Find area bounded by functions $y_1=\sqrt{4x-x^2}$ and $y_2=x\sqrt{4x-x^2}$.

Homework Equations

-Integration
-Area

The Attempt at a Solution

From $y_1=y_2\Rightarrow x=1$. Intersection points of $y_1$ and [/itex]y_2[/itex] are $A(0,0),B(1,\sqrt 3),C(4,0)$. Domain of $y_1$ and $y_2$ is $x\in [0,4]$. On the interval $x\in[0,1]\Rightarrow y_1\ge y_2$ and on the interval $x\in[1,4]\Rightarrow y_1\le y_2$.

$A=\int_0^1 (y_1-y_2)\mathrm dx+\int_1^4 (y_2-y_1)\mathrm dx=\int_0^1 (1-x)\sqrt{4x-x^2}\mathrm dx+\int_1^4 (x-1)\sqrt{4x-x^2}\mathrm dx$

How to solve integrals $\int \sqrt{4x-x^2}\mathrm dx$ and $\int x\sqrt{4x-x^2}\mathrm dx$?

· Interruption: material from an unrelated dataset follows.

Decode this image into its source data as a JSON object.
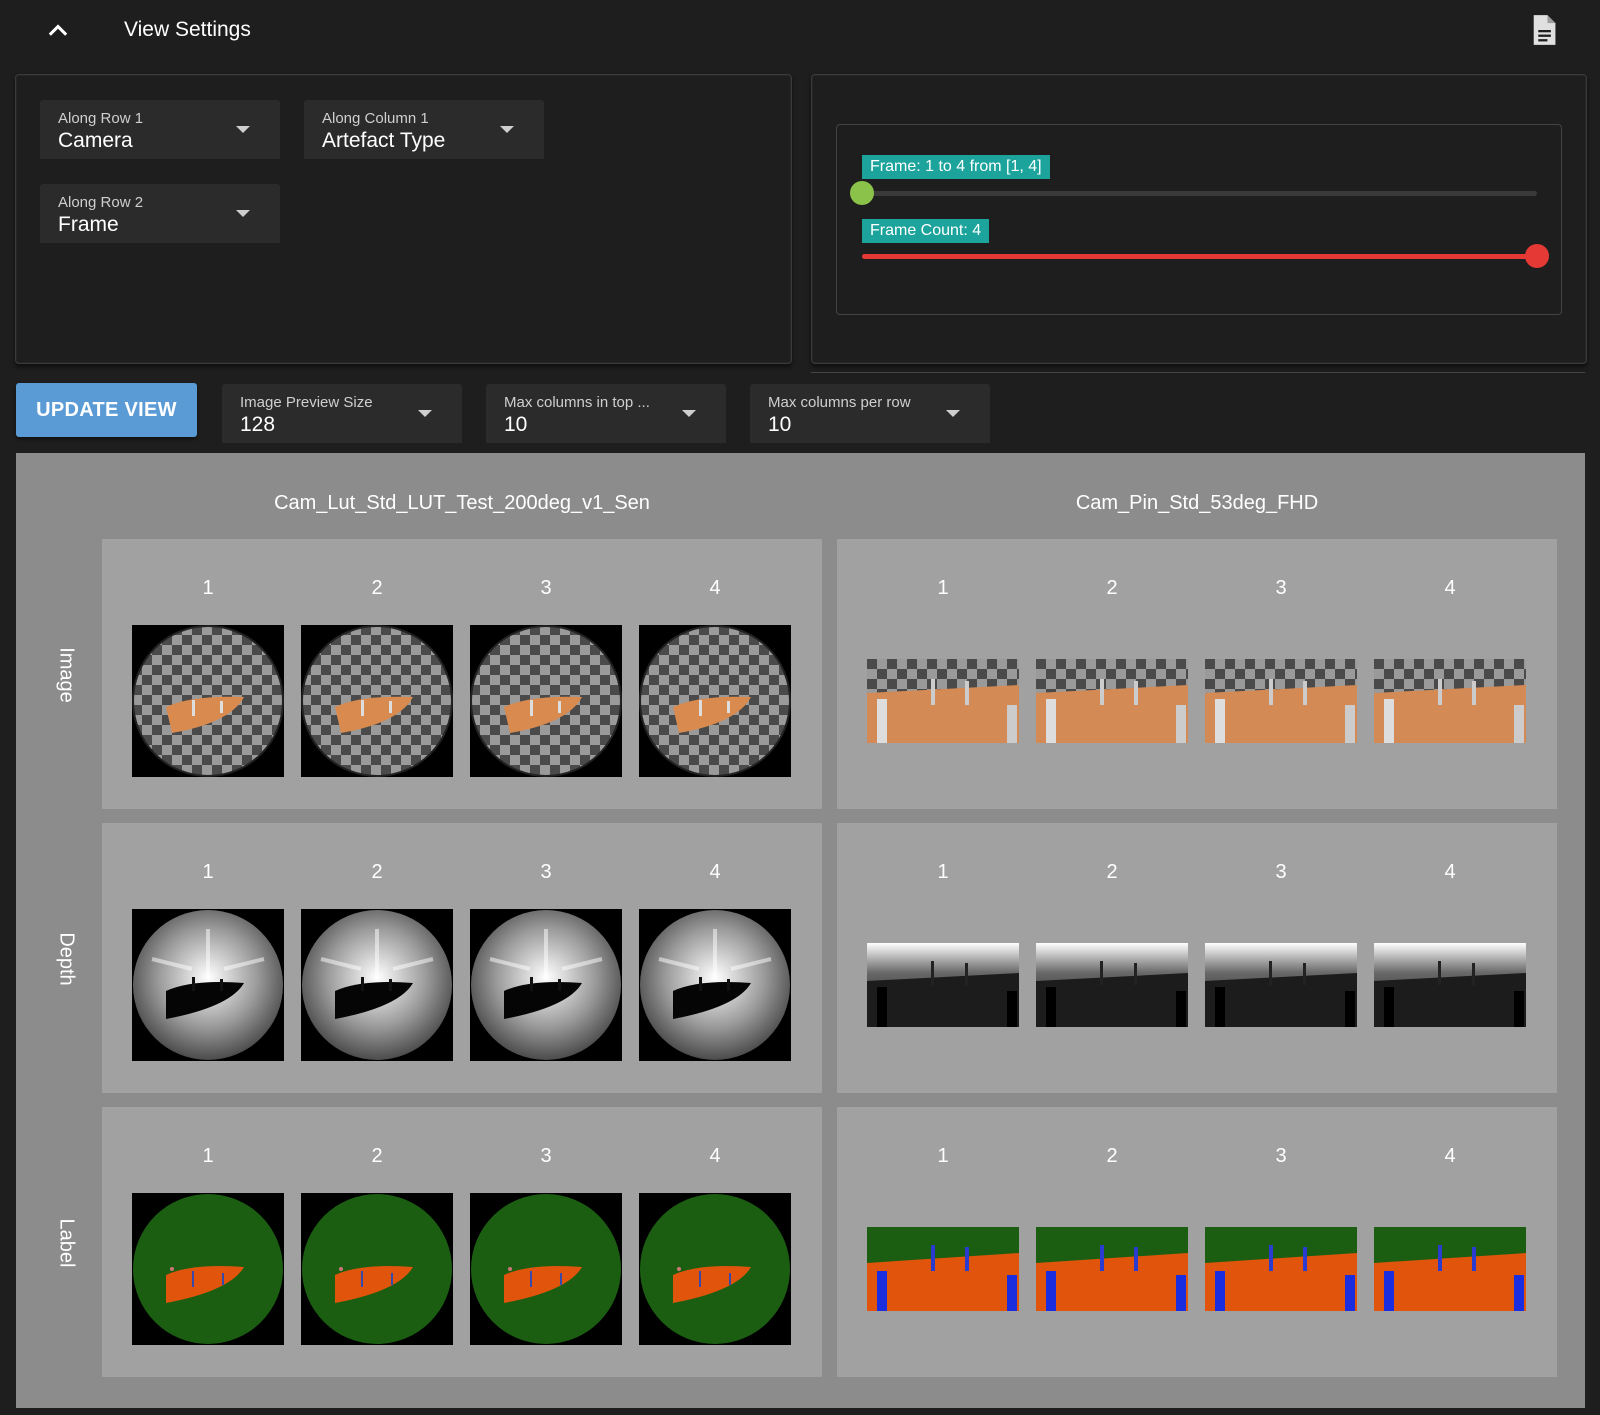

Substitution $u=\sqrt{\frac{x}{4-x}}\Rightarrow du=\frac{2}{(x-4)^2\sqrt{\frac{x}{4-x}}}dx$ doesn't seems to work.

 

[BvU]

Perhaps u = x-2 ?

By the way, "integration" doesn't qualify as a relevant equation.

Having said that (PF guidelines,...), I need to cheat to find this one. CRC handbook of chem and phys helped.

 

[HallsofIvy]

A fairly standard way to do such integrals is to complete the square inside the square root. $4x- x^2= -(x^2- 4x)= -(x^2- 4x+ 4- 4)= -(x- 2)^2+ 4$. So $\int \sqrt{4x- x^2}dx= \int \sqrt{4- (x- 2)^2}dx$ and now make the substitution u= x- 2 so this becomes $\int \sqrt{4- u^2}du$. Wth u= x- 2, x= u+ 2 so the second integral becomes $\int x\sqrt{4x- x^2}dx= \int (u+ 2)\sqrt{4- u^2}du$.